I’ve just come home from vacation, three weeks away during blizzard season. I am digging myself out in every way in every sense of the word: work, housework, snow, snow and more snow:
More than snow, though, I feel like I need to shovel myself out from under my clutter-laden lifestyle and my soul-numbing job. I’d like to shovel myself to a lighter way of life.
One night during our holiday, my daughters and I had dinner at PK Changs, a Chinese restaurant, and when I cracked open my fortune cookie, I felt like I’d been smacked upside the head.
“If you don’t build your dreams someone else will hire you to build theirs.” I sat and stared at it.
“Mom?” my daughter said. “What does it say?”
I thought for a minute.
“Uh, I think it says ‘get a life’.”
Somehow though, when I sit down at my desk, when I click open yet another work related email, I forget that fortune. I just fall back into line again, trudging along the path to nowhere. By which I mean: is practising law my life’s passion? Is it the work I can’t not do? Am I following my bliss or my personal legend? No no, no and no. It’s a job, and one that takes up an enormous amount of the available disk space in my brain, not to mention my time, life energy and money (don’t get me started on law firm overhead). Am I grateful to have a law degree? You bet. Do I occasionally bang my head on my desk out of sheer inanity of it all? You bet.

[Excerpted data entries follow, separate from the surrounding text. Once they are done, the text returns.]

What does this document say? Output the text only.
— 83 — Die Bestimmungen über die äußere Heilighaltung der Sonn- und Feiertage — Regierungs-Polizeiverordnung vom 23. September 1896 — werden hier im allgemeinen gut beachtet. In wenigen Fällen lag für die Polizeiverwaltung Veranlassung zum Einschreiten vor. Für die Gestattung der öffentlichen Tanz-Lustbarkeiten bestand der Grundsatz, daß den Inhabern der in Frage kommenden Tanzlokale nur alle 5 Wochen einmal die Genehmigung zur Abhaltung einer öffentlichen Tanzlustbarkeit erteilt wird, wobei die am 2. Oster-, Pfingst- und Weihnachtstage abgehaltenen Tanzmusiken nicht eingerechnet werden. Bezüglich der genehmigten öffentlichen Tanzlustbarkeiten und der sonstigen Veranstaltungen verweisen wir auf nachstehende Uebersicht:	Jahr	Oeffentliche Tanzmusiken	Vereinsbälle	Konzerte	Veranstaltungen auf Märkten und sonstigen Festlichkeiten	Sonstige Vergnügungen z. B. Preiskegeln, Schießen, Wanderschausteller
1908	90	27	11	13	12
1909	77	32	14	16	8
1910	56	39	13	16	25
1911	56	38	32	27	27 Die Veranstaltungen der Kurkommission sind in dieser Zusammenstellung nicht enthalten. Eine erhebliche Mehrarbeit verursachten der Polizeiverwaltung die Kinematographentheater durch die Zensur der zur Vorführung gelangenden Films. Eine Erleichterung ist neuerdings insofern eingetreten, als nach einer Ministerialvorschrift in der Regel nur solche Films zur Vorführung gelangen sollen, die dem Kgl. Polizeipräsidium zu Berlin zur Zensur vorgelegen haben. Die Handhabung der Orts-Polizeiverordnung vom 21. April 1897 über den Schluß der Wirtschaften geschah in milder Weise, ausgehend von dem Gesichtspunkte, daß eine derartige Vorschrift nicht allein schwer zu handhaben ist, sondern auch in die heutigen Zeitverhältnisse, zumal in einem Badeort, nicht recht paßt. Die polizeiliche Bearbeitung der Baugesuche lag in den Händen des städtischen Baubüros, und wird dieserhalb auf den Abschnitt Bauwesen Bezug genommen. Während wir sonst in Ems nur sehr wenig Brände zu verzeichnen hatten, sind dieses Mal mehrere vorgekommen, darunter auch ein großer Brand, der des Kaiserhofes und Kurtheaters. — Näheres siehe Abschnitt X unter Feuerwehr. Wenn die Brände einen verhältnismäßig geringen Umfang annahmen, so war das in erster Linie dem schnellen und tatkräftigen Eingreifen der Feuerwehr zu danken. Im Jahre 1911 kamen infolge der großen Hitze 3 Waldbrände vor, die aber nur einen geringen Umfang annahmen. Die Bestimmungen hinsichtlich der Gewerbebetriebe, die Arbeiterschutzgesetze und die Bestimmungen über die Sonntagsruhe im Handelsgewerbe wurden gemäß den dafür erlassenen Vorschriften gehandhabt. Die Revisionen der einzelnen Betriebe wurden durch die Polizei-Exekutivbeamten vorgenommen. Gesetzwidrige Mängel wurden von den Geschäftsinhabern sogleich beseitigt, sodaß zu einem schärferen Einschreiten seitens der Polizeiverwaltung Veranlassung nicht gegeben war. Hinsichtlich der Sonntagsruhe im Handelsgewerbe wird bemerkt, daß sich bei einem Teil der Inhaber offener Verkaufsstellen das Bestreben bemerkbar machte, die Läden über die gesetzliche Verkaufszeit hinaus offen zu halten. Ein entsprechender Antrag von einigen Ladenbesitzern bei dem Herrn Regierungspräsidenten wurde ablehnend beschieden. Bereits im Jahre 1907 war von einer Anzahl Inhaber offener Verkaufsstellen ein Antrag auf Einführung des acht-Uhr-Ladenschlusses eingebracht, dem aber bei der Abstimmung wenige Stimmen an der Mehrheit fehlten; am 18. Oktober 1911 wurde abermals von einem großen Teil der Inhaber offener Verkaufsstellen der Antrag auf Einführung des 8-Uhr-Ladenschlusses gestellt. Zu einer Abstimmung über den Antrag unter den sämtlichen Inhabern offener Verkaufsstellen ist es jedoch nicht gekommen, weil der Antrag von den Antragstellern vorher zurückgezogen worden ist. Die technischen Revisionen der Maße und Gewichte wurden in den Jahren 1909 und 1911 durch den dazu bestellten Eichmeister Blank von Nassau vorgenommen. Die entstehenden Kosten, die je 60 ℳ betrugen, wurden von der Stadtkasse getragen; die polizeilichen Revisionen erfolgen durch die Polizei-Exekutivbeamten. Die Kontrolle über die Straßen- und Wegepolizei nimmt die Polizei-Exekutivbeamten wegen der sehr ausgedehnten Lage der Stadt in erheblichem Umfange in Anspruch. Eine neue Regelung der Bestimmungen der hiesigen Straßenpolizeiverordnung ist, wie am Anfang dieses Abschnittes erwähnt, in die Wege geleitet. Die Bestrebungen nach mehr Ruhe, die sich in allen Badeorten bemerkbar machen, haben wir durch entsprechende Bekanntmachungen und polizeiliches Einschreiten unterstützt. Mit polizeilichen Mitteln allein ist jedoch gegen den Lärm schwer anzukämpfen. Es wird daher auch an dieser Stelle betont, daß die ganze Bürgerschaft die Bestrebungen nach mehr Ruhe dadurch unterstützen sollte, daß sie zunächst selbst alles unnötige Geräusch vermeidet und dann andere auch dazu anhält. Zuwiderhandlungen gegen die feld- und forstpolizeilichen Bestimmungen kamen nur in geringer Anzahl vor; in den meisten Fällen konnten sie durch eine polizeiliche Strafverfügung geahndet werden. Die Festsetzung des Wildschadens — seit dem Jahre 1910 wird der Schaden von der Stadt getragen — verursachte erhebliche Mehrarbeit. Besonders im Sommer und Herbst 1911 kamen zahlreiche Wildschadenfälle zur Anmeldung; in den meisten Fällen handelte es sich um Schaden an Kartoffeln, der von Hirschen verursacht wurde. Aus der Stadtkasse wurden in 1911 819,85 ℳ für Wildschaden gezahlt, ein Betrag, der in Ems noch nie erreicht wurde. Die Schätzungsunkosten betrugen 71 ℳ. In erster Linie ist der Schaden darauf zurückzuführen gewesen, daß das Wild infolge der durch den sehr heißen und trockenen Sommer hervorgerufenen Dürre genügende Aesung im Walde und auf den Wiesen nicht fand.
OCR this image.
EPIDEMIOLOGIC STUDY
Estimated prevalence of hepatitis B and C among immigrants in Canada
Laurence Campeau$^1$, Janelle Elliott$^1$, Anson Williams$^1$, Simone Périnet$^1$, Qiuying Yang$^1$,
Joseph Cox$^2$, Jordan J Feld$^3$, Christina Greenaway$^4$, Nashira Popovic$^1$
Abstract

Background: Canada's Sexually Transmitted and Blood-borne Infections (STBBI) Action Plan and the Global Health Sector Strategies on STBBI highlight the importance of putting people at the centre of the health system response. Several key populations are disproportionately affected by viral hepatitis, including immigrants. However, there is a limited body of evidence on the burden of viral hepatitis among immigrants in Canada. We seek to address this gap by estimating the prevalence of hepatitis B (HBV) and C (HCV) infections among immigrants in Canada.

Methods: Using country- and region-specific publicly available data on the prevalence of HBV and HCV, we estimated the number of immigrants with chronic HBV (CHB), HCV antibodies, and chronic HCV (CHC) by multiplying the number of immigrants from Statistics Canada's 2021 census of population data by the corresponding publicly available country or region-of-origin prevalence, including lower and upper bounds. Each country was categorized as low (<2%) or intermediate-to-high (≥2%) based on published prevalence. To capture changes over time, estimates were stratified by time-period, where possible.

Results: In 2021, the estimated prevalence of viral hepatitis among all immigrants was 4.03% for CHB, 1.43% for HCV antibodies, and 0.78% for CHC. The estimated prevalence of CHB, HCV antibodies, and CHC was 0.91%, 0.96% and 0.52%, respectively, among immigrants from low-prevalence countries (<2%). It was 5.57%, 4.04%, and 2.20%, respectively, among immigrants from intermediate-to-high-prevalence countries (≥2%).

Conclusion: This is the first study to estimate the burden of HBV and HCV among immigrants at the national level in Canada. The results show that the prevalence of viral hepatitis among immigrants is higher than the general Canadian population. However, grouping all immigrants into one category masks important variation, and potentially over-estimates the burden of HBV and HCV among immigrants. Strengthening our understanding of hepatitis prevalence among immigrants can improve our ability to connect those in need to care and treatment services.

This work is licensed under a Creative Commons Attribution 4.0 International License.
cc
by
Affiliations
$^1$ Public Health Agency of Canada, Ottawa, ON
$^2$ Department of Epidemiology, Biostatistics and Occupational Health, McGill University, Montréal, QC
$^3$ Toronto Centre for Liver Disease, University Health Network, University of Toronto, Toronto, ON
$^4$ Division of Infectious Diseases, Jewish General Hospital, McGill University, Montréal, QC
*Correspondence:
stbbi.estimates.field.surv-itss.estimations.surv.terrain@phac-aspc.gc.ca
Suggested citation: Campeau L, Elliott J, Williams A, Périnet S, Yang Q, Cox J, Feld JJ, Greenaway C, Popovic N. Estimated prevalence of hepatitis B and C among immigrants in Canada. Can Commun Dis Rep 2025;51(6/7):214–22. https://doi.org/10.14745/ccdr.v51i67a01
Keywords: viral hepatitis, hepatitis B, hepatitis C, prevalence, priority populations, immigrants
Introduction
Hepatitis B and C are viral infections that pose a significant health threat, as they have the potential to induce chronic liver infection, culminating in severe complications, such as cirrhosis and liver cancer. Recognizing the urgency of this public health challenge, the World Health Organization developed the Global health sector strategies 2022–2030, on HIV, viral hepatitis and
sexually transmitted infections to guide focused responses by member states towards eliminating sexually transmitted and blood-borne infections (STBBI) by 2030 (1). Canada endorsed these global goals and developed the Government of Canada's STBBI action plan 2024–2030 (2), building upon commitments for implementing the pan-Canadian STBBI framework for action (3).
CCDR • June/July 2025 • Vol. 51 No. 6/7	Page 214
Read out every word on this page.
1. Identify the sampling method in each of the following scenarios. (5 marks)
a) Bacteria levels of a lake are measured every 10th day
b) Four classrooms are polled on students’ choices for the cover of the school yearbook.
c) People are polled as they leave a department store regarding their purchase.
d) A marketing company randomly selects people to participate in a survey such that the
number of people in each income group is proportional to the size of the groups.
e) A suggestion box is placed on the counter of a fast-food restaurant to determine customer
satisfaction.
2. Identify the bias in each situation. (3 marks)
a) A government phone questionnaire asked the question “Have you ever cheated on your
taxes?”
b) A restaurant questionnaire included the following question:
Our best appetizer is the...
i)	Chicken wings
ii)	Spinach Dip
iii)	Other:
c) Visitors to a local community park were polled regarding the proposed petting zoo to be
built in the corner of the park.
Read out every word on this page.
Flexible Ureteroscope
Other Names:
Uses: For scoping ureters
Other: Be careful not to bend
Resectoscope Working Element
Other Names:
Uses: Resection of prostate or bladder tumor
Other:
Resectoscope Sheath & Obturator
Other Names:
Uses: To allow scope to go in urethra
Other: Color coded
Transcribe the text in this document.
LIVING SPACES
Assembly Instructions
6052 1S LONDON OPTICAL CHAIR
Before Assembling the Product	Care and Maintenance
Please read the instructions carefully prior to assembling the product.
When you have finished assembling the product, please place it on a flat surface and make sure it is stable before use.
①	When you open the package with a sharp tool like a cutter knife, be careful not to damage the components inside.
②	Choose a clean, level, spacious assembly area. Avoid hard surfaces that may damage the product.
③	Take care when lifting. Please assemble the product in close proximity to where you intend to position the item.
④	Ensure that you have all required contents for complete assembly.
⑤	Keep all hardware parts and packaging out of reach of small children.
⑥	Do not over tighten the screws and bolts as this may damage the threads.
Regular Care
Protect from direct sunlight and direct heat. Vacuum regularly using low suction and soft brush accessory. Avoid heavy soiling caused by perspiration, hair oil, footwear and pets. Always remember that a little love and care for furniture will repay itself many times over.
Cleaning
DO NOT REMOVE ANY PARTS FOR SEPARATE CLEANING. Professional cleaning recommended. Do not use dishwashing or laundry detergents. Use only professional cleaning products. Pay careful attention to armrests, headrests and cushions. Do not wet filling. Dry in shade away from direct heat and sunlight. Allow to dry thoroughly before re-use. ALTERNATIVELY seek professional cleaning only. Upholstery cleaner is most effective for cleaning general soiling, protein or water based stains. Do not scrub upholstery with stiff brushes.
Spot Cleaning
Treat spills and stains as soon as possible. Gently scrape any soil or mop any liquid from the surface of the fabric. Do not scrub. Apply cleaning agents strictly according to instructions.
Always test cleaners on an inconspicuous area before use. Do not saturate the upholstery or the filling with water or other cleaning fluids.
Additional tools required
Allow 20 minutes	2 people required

So whose choice was this? Mine. And whose job is it to find another job, another way of life? Mine. Will it happen overnight? Nope. Will I pick up my shovel now, and start digging my way out? Yup.
I read about minimalist lifestyles, about others who are dropping their jobs and following their dreams, about people living simply and happily. I close my eyes and dream. Now is the time. I began this blog with the idea of examining what’s worth having in this life and it’s time to get back to that mission. Wish me luck, or rather, wish me patient shoveling.